Department of Psychology, University of California, Berkeley.
J Exp Psychol Learn Mem Cogn. 2013 Sep;39(5):1473-90. doi: 10.1037/a0032397. Epub 2013 Apr 22.
Errors in detecting randomness are often explained in terms of biases and misconceptions. We propose and provide evidence for an account that characterizes the contribution of the inherent statistical difficulty of the task. Our account is based on a Bayesian statistical analysis, focusing on the fact that a random process is a special case of systematic processes, meaning that the hypothesis of randomness is nested within the hypothesis of systematicity.
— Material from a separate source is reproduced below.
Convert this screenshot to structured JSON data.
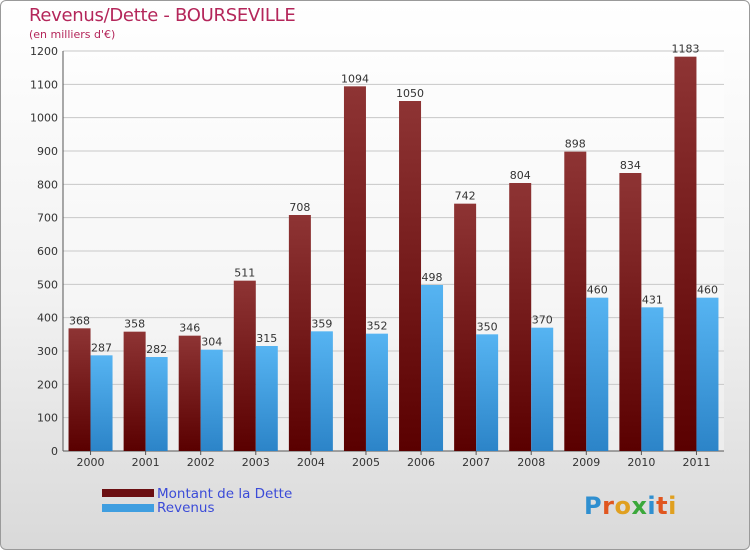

This analysis shows that randomly generated outcomes are still reasonably likely to have come from a systematic process and are thus only weakly diagnostic of a random process. We tested this account through 3 experiments. Experiments 1 and 2 showed that the low accuracy in judging whether a sequence of coin flips is random (or biased toward heads or tails) is due to the weak evidence provided by random sequences. While randomness judgments were less accurate than judgments involving non-nested hypotheses in the same task domain, this difference disappeared once the strength of the available evidence was equated. Experiment 3 extended this finding to assessing whether a sequence was random or exhibited sequential dependence, showing that the distribution of statistical evidence has an effect that complements known misconceptions.
检测随机性错误通常可以用偏见和误解来解释。我们提出并提供了一种解释,这种解释可以描述任务固有的统计难度的贡献。我们的解释是基于贝叶斯统计分析,重点是随机过程是系统过程的特殊情况,这意味着随机性假设嵌套在系统性假设中。这种分析表明,随机生成的结果仍然很有可能来自系统过程,因此对随机过程的诊断性很弱。我们通过 3 个实验来检验这个解释。实验 1 和实验 2 表明,判断硬币投掷序列是否随机(或偏向正面或反面)的准确性较低,是因为随机序列提供的证据较弱。虽然在同一任务领域中,随机判断的准确性低于涉及非嵌套假设的判断,但一旦可用证据的强度相等,这种差异就会消失。实验 3 将这一发现扩展到评估序列是否随机或表现出序列依赖性,表明统计证据的分布具有与已知误解互补的效果。